SFR Providers Are Increasingly Moving Toward Build-For-Rent

BFR accounted for 26% of properties added to the portfolios of SFR providers in the fourth quarter, up from just 3% in Q3 2019.

Providers of single-family rental homes have increasingly turned to the development of new housing over the past two years.

 Data released this week from the National Rental Home Council and John Burns Real Estate Consulting shows that build for rent homes accounted for 26% of properties added to the portfolios of single-family rental home providers in the fourth quarter, up from just 3% in Q3 2019. Meanwhile, acquisitions of existing individual homes by SFR providers decreased from 81% to 57%.

More than half of the 651 BFR communities in John Burns Real Estate Consulting’s database (51%) were built in the past five yearsand more than one-quarter (27%) were built in the past two years. The company’s Danielle Nguyen has said she is “highly confident” that supply of new BFR homes will increase “dramatically’ in the near term.

The firm’s Residential Land Broker Survey also notes that BFR operators are actively snapping up land across the country, particularly in the Southeast (9% to 14% of lots)  and the Southwest (10% to 11% of lots). 

“Many of these BFR operators are competing for the same lots both public and private builders are also bidding for, particularly on higher density parcels,” according to Nguyen. “The build-for-rent share of land purchased has grown over the course of the last couple years, as a flood of capital and rising single-family rents drive demand for development sites.”

Recent analysis from RCLCO also notes a huge opportunity for institutional investors in the BFR space.  In December, for example, Greystar Real Estate Partners and Canada Pension Plan Investment Board (CPP Investments) announced a new joint venture to develop and acquire purpose-built SFR communities in the US.

“Purpose-built single-family rental is on the rise, increasing from an average of 3.5% of single-family completions in the 2000s, to 5.1% in the 2010s,” the firm said in a presentation on the broader SFR market. “If purpose-built SFR continues trending up [over the next decade], approximately 700,000 new SFR units could be delivered in the same period. If foreclosure rates remain at their five-year average, own-to-rent conversions could add 728,000 SFR units in the next decade, but if COVID causes foreclosure rates to spike, this figure could be much higher (a 1% average foreclosure rate would equate to 1.3 million SFR additions). This still leaves unmet demand for an additional 500,000 to 1.1 million units of new SFR product over the next decade.”
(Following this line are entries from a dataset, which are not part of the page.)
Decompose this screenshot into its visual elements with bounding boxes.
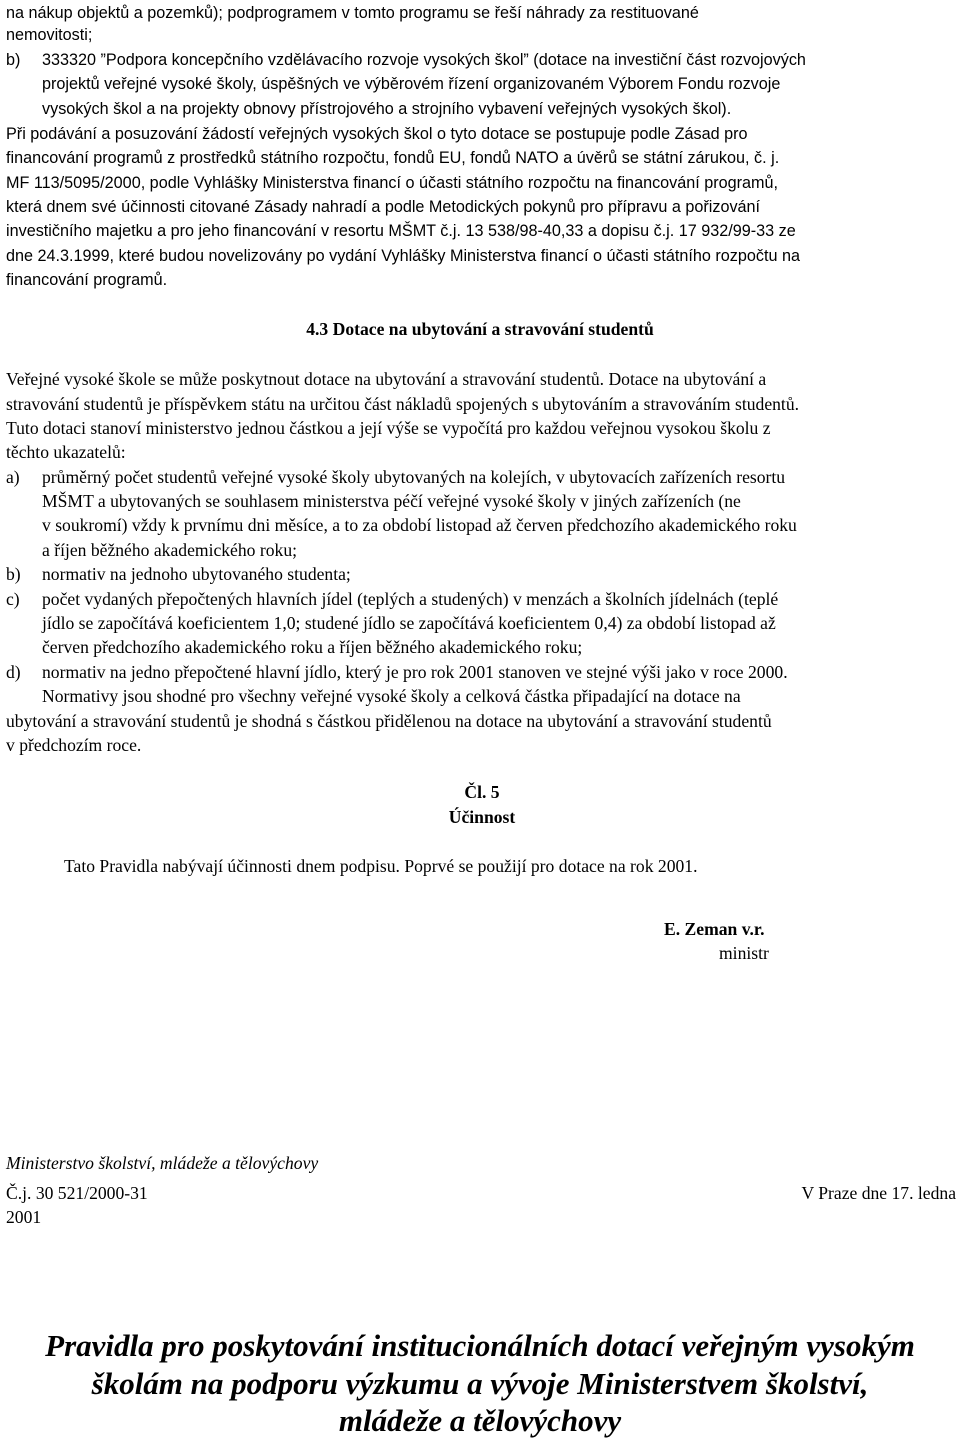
text-line: Tato Pravidla nabývají účinnosti dnem podpisu. Poprvé se použijí pro dotace na rok 2001. xyxy=(64,856,698,876)
reference-number: Č.j. 30 521/2000-31 xyxy=(6,1183,148,1203)
ministry-name: Ministerstvo školství, mládeže a tělovýchovy xyxy=(6,1153,319,1173)
text-line: MŠMT a ubytovaných se souhlasem ministerstva péčí veřejné vysoké školy v jiných zařízeních (ne xyxy=(42,491,741,511)
text-line: počet vydaných přepočtených hlavních jídel (teplých a studených) v menzách a školních jídelnách (teplé xyxy=(42,589,779,609)
text-line: normativ na jedno přepočtené hlavní jídlo, který je pro rok 2001 stanoven ve stejné výši jako v roce 2000. xyxy=(42,662,788,682)
text-line: červen předchozího akademického roku a říjen běžného akademického roku; xyxy=(42,637,583,657)
signature-role: ministr xyxy=(719,943,769,963)
text-line: financování programů. xyxy=(6,271,168,289)
text-line: projektů veřejné vysoké školy, úspěšných ve výběrovém řízení organizovaném Výborem Fondu rozvoje xyxy=(42,75,781,93)
list-marker: a) xyxy=(6,467,20,487)
text-line: která dnem své účinnosti citované Zásady nahradí a podle Metodických pokynů pro přípravu a pořizování xyxy=(6,198,761,216)
text-line: ubytování a stravování studentů je shodná s částkou přidělenou na dotace na ubytování a stravování studentů xyxy=(6,711,772,731)
text-line: Normativy jsou shodné pro všechny veřejné vysoké školy a celková částka připadající na dotace na xyxy=(42,686,741,706)
document-title-line-3: mládeže a tělovýchovy xyxy=(338,1403,622,1438)
list-marker: b) xyxy=(6,564,21,584)
text-line: normativ na jednoho ubytovaného studenta; xyxy=(42,564,351,584)
document-title-line-2: školám na podporu výzkumu a vývoje Ministerstvem školství, xyxy=(91,1366,869,1401)
text-line: stravování studentů je příspěvkem státu na určitou část nákladů spojených s ubytováním a stravováním studentů. xyxy=(6,394,800,414)
text-line: na nákup objektů a pozemků); podprogramem v tomto programu se řeší náhrady za restituované xyxy=(6,4,699,22)
text-line: nemovitosti; xyxy=(6,26,93,44)
section-heading: 4.3 Dotace na ubytování a stravování studentů xyxy=(306,319,654,339)
year: 2001 xyxy=(6,1207,42,1227)
list-marker: b) xyxy=(6,51,21,69)
text-line: MF 113/5095/2000, podle Vyhlášky Ministerstva financí o účasti státního rozpočtu na financování programů, xyxy=(6,174,779,192)
text-line: financování programů z prostředků státního rozpočtu, fondů EU, fondů NATO a úvěrů se státní zárukou, č. j. xyxy=(6,149,780,167)
article-number: Čl. 5 xyxy=(464,782,500,802)
place-date: V Praze dne 17. ledna xyxy=(801,1183,956,1203)
document-title-line-1: Pravidla pro poskytování institucionálních dotací veřejným vysokým xyxy=(45,1328,915,1363)
article-title: Účinnost xyxy=(448,807,516,827)
text-line: vysokých škol a na projekty obnovy přístrojového a strojního vybavení veřejných vysokých škol). xyxy=(42,100,732,118)
text-line: těchto ukazatelů: xyxy=(6,442,126,462)
text-line: v soukromí) vždy k prvnímu dni měsíce, a to za období listopad až červen předchozího akademického roku xyxy=(42,515,797,535)
text-line: 333320 ”Podpora koncepčního vzdělávacího rozvoje vysokých škol” (dotace na investiční část rozvojových xyxy=(42,51,806,69)
text-line: Při podávání a posuzování žádostí veřejných vysokých škol o tyto dotace se postupuje podle Zásad pro xyxy=(6,125,748,143)
list-marker: c) xyxy=(6,589,20,609)
text-line: průměrný počet studentů veřejné vysoké školy ubytovaných na kolejích, v ubytovacích zařízeních resortu xyxy=(42,467,786,487)
text-line: dne 24.3.1999, které budou novelizovány po vydání Vyhlášky Ministerstva financí o účasti státního rozpočtu na xyxy=(6,247,800,265)
text-line: jídlo se započítává koeficientem 1,0; studené jídlo se započítává koeficientem 0,4) za období listopad až xyxy=(42,613,776,633)
list-marker: d) xyxy=(6,662,21,682)
text-line: v předchozím roce. xyxy=(6,735,142,755)
text-line: investičního majetku a pro jeho financování v resortu MŠMT č.j. 13 538/98-40,33 a dopisu č.j. 17 932/99-33 ze xyxy=(6,222,796,240)
signature-name: E. Zeman v.r. xyxy=(664,919,765,939)
text-line: a říjen běžného akademického roku; xyxy=(42,540,297,560)
text-line: Tuto dotaci stanoví ministerstvo jednou částkou a její výše se vypočítá pro každou veřejnou vysokou školu z xyxy=(6,418,771,438)
text-line: Veřejné vysoké škole se může poskytnout dotace na ubytování a stravování studentů. Dotace na ubytování a xyxy=(6,369,767,389)
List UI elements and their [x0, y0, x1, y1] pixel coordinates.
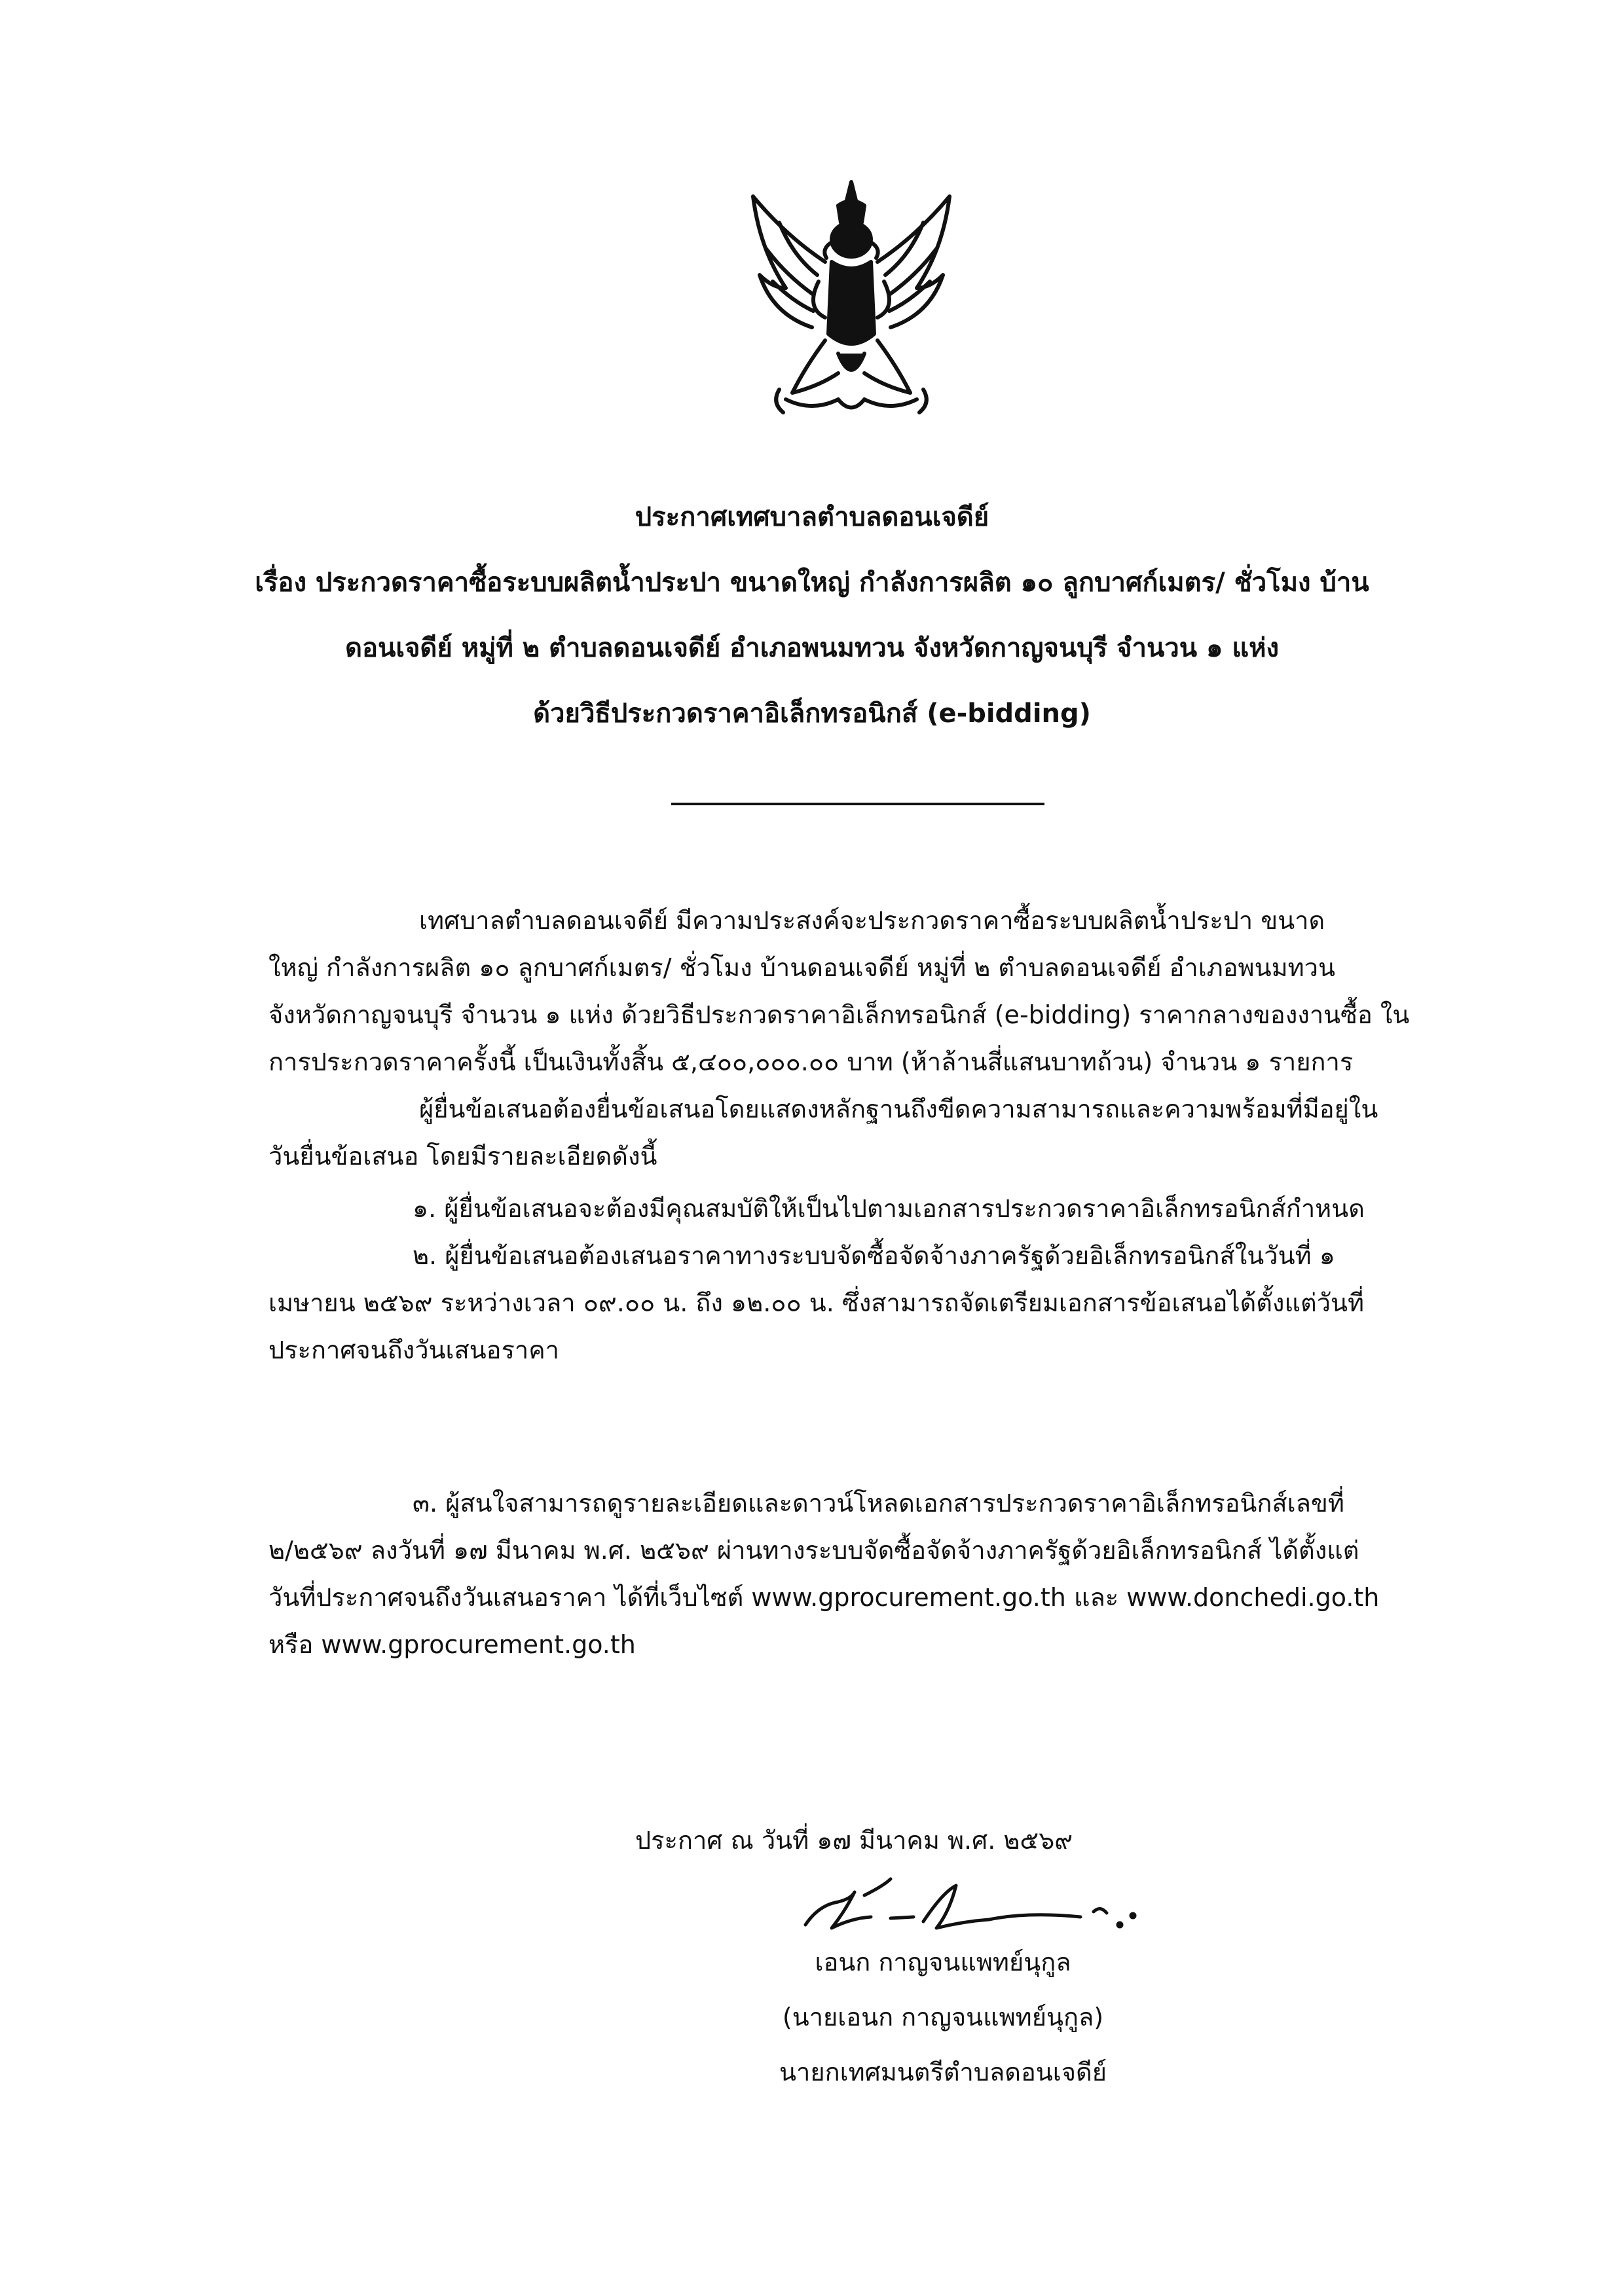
paragraph-line: การประกวดราคาครั้งนี้ เป็นเงินทั้งสิ้น ๕,๔๐๐,๐๐๐.๐๐ บาท (ห้าล้านสี่แสนบาทถ้วน) จำนวน ๑ รายการ [268, 1048, 1354, 1076]
intro-paragraph [268, 897, 1467, 1085]
signer-full-name: (นายเอนก กาญจนแพทย์นุกูล) [782, 2003, 1104, 2032]
paragraph-line: เมษายน ๒๕๖๙ ระหว่างเวลา ๐๙.๐๐ น. ถึง ๑๒.๐๐ น. ซึ่งสามารถจัดเตรียมเอกสารข้อเสนอได้ตั้งแต่วันที่ [268, 1288, 1365, 1317]
title-line: ด้วยวิธีประกวดราคาอิเล็กทรอนิกส์ (e-bidding) [533, 699, 1091, 729]
paragraph-line: เทศบาลตำบลดอนเจดีย์ มีความประสงค์จะประกวดราคาซื้อระบบผลิตน้ำประปา ขนาด [419, 906, 1325, 935]
paragraph-line: วันยื่นข้อเสนอ โดยมีรายละเอียดดังนี้ [268, 1142, 657, 1171]
paragraph-line: ผู้ยื่นข้อเสนอต้องยื่นข้อเสนอโดยแสดงหลักฐานถึงขีดความสามารถและความพร้อมที่มีอยู่ใน [419, 1095, 1378, 1123]
title-line: ดอนเจดีย์ หมู่ที่ ๒ ตำบลดอนเจดีย์ อำเภอพนมทวน จังหวัดกาญจนบุรี จำนวน ๑ แห่ง [344, 633, 1280, 663]
title-line: เรื่อง ประกวดราคาซื้อระบบผลิตน้ำประปา ขนาดใหญ่ กำลังการผลิต ๑๐ ลูกบาศก์เมตร/ ชั่วโมง บ้าน [255, 568, 1369, 598]
paragraph-line: ๒. ผู้ยื่นข้อเสนอต้องเสนอราคาทางระบบจัดซื้อจัดจ้างภาครัฐด้วยอิเล็กทรอนิกส์ในวันที่ ๑ [413, 1241, 1335, 1270]
requirement-item-3 [268, 1480, 1467, 1668]
requirements-paragraph [268, 1085, 1467, 1180]
title-divider [671, 803, 1044, 805]
signer-position: นายกเทศมนตรีตำบลดอนเจดีย์ [779, 2058, 1107, 2086]
requirement-item-2 [268, 1232, 1467, 1374]
signer-name: เอนก กาญจนแพทย์นุกูล [815, 1948, 1071, 1977]
paragraph-line: ๓. ผู้สนใจสามารถดูรายละเอียดและดาวน์โหลดเอกสารประกวดราคาอิเล็กทรอนิกส์เลขที่ [413, 1489, 1344, 1518]
requirement-item-1 [268, 1185, 1467, 1232]
garuda-emblem-icon [740, 177, 963, 426]
paragraph-line: หรือ www.gprocurement.go.th [268, 1630, 636, 1659]
handwritten-signature-icon [792, 1866, 1159, 1944]
paragraph-line: ใหญ่ กำลังการผลิต ๑๐ ลูกบาศก์เมตร/ ชั่วโมง บ้านดอนเจดีย์ หมู่ที่ ๒ ตำบลดอนเจดีย์ อำเภอพนมทวน [268, 953, 1335, 982]
signer-block [714, 1935, 1172, 2100]
paragraph-line: ประกาศจนถึงวันเสนอราคา [268, 1336, 560, 1364]
title-line: ประกาศเทศบาลตำบลดอนเจดีย์ [635, 502, 989, 532]
paragraph-line: ๒/๒๕๖๙ ลงวันที่ ๑๗ มีนาคม พ.ศ. ๒๕๖๙ ผ่านทางระบบจัดซื้อจัดจ้างภาครัฐด้วยอิเล็กทรอนิกส์ ได้ตั้งแต่ [268, 1536, 1359, 1565]
paragraph-line: จังหวัดกาญจนบุรี จำนวน ๑ แห่ง ด้วยวิธีประกวดราคาอิเล็กทรอนิกส์ (e-bidding) ราคากลางของงานซื้อ ใน [268, 1000, 1410, 1029]
announcement-date: ประกาศ ณ วันที่ ๑๗ มีนาคม พ.ศ. ๒๕๖๙ [635, 1826, 1073, 1855]
document-title [223, 484, 1401, 746]
paragraph-line: วันที่ประกาศจนถึงวันเสนอราคา ได้ที่เว็บไซต์ www.gprocurement.go.th และ www.donchedi.go.th [268, 1583, 1380, 1612]
paragraph-line: ๑. ผู้ยื่นข้อเสนอจะต้องมีคุณสมบัติให้เป็นไปตามเอกสารประกวดราคาอิเล็กทรอนิกส์กำหนด [413, 1194, 1365, 1223]
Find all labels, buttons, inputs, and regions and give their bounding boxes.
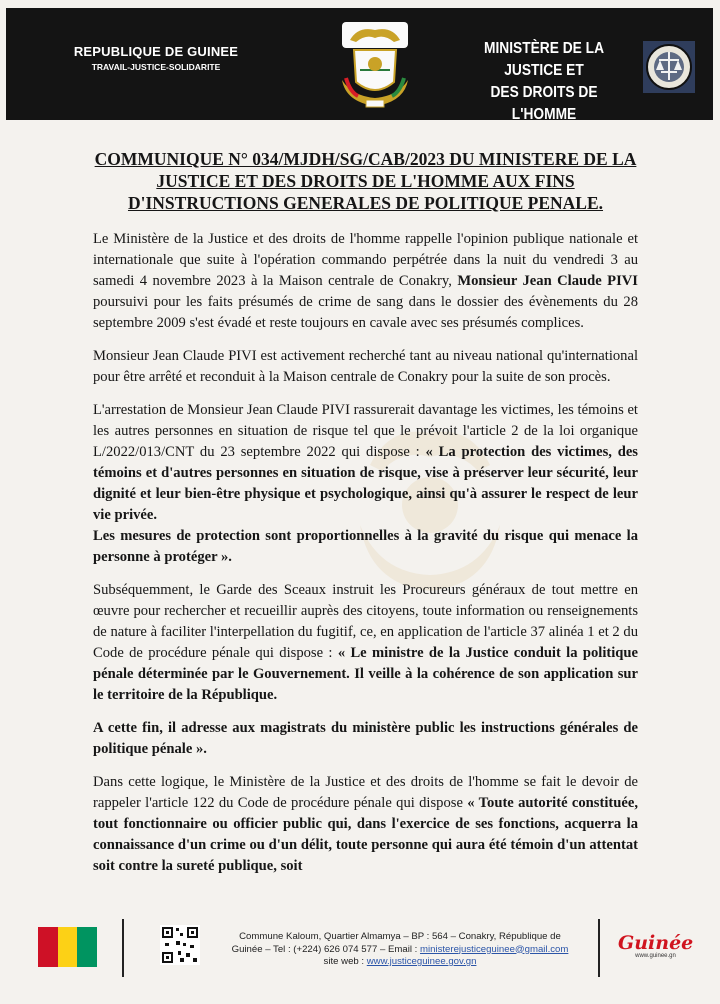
procedure-code-quote: « Le ministre de la Justice conduit la politique pénale déterminée par le Gouvernement. Il veille à la cohérence de son application sur le territoire de la République. xyxy=(93,645,639,703)
law-quote: « La protection des victimes, des témoins et d'autres personnes en situation de risque, vise à préserver leur sécurité, leur dignité et leur bien-être physique et psychologique, ainsi qu'à assurer le respect de leur vie privée. xyxy=(93,444,638,523)
republic-block xyxy=(66,44,246,72)
paragraph-4-intro: Subséquemment, le Garde des Sceaux instruit les Procureurs généraux de tout mettre en œuvre pour rechercher et recueillir auprès des citoyens, toute information ou renseignements de nature à faciliter l'interpellation du fugitif, ce, en application de l'article 37 alinéa 1 et 2 du Code de procédure pénale qui dispose : xyxy=(93,582,638,661)
paragraph-3 xyxy=(93,400,638,568)
communique-body xyxy=(93,148,638,889)
guinea-flag-icon xyxy=(38,927,97,967)
article-122-quote: « Toute autorité constituée, tout fonctionnaire ou officier public qui, dans l'exercice de ses fonctions, acquerra la connaissance d'un crime ou d'un délit, toute personne qui aura été témoin d'un attentat soit contre la sureté publique, soit xyxy=(93,795,638,874)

According to  Sudha Reddy of Haven Realty Capital, there’s still plenty of room for competition in the sector.

“There has been a sizable amount of capital raised and announced for BTR. But we do not believe that capital has flooded the market. There are still fewer competent BTR operators in the market than there is capital,” Reddy, CEO of Haven Realty Capital, told GlobeSt.com in an earlier interview. “The housing market is large and fragmented so there is plenty of room for competition.”